Les voyants semblent alors au vert à l’approche de Milan – San Remo. Mais après avoir écrémé le peloton dans le Poggio, Alaphilippe termine 16e, loin de ses objectifs de victoire. Comme sur le Tour des Flandres début avril, où il se mue en coéquipier de luxe pour Kasper Asgreen, vainqueur du Ronde. Le champion du monde français, lui, vise les Ardennaises. Le 21 avril, il signe une victoire éclatante sur la Flèche Wallonne (sa troisième) en déposant Primoz Roglic et Alejandro Valverde dans le mur de Huy. Mais quelques jours plus tard, après une course quasi-parfaite, il échoue de nouveau sur Liège-Bastogne-Liège, dépassé d’un cheveu au sprint par Tadej Pogacar. Une semaine qui résume sa saison, entre coups d’éclats et coups de massue.

Fort de cette campagne de classiques réussie, malgré l’unique victoire à la Flèche Wallonne, Alaphilippe peut alors se tourner vers les deux grands rendez-vous de son été : le Tour, et la naissance de son fils, raison pour laquelle il annonce d’ailleurs faire l’impasse sur les JO. Un choix du cœur et un coup dur pour les Bleus, tant l’épreuve olympique paraissait taillée pour le puncheur. Après un long stage montagneux en Espagne et un bon Tour de Suisse, place au grand moment de l’année pour le champion du monde tricolore : le Tour de France, sur lequel il rêvait d’étrenner son beau maillot. Et dès le premier jour, Julian fait du Alaphilippe.

Attendu dans le final autour de Landerneau, l’homme arc-en-ciel attaque dans la côte finale  de la Fosse-aux-Loups et lève les bras dès la première étape du Tour. Il troque alors son arc-en-ciel rayonnant pour un maillot jaune resplendissant, qu’il enfile pour la troisième année consécutive (!). Mais pour une journée seulement : car dès le lendemain, il le cède à son meilleur ennemi de la saison, Mathieu van der Poel, vainqueur à Mûr-de-Bretagne.

Forcément, après de tels débuts, la suite de sa Grande Boucle sera plus fade. Mais pas de quoi faire perdre son sourire ni son punch au Tricolore. Une fin de Tour qu’on peut résumer en une étape : la 11e, celle de la double ascension du mont Ventoux. Au premier passage au sommet, un Alaphilippe fringant vire en tête. Au second, un Alaphilippe détaché passe en faisant la fête.

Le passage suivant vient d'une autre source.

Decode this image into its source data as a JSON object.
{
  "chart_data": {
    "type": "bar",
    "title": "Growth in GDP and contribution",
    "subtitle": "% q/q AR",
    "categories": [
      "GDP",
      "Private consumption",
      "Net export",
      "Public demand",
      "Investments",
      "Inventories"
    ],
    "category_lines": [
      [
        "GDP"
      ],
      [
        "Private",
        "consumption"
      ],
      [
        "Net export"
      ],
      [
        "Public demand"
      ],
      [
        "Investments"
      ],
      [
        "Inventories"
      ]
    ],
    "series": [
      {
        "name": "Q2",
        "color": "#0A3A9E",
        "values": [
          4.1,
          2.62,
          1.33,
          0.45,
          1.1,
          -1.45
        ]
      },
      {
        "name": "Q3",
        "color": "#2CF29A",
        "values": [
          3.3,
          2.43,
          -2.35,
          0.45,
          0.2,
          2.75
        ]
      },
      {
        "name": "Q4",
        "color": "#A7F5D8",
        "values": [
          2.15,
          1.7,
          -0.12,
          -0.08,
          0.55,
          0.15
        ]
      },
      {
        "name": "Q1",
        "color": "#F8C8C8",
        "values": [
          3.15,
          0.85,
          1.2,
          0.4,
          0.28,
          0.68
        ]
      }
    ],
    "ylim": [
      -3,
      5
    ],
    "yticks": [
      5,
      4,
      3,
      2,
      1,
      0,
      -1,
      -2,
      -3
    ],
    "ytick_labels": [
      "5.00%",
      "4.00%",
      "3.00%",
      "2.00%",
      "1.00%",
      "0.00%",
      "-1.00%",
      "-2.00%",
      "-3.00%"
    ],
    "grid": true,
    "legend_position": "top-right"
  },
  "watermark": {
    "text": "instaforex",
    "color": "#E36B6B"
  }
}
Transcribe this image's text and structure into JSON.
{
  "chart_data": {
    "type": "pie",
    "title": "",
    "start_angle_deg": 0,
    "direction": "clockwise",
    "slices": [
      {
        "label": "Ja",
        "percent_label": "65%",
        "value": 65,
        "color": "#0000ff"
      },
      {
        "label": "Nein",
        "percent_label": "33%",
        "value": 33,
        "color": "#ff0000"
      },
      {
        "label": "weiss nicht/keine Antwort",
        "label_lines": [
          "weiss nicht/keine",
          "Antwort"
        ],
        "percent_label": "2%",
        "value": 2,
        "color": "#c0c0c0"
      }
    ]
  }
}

Julian Alaphilippe mène la danse lors du premier passage en haut du mont Ventoux sur la 11e étape du Tour de France, le 7 juillet 2021. (THOMAS SAMSON / AFP)

Après ce Tour réussi malgré son goût d’inachevé, le champion du monde se retire auprès de sa famille. Il fait son retour en juillet sur la Clasica San Sebastian (6e), puis termine deuxième de la Bretagne Classic derrière Benoit Cosnefroy. Début septembre, il subit la foudre de Wout van Aert, impérial sur le Tour de Grande-Bretagne (vainqueur de 4 étapes et du général).

A l’heure de remettre sa tunique en jeu, le bilan du champion du monde est donc de quatre victoires en 57 jours de courses avec le maillot arc-en-ciel sur le dos. Correct, mais loin de ses 11 succès de 2019, et 10 de 2018. Ou des 13 de Van Aert en 2021. Un rendement légèrement en baisse, mais attendu pour un coureur qui portait déjà la pancarte avant d’arborer le plus beau des maillots, et encore plus surveillé avec l’arc-en-ciel sur le dos.

« Le titre de champion du monde était le plus grand objectif de ma carrière. J’étais donc très content de l’avoir atteint, mais je savais que ça allait changer pas mal de choses, qu’il serait difficile de lui faire honneur et de continuer à gagner des courses », analysait récemment le Français dans Sport magazine, avant de prévenir : « Mais je ne dirai donc pas non à une nouvelle année avec le maillot arc-en-ciel ». Nous non plus. Mais pour cela, il va falloir réussir ce qu’Alaphilippe n’a encore jamais accompli : s’imposer dans les Flandres.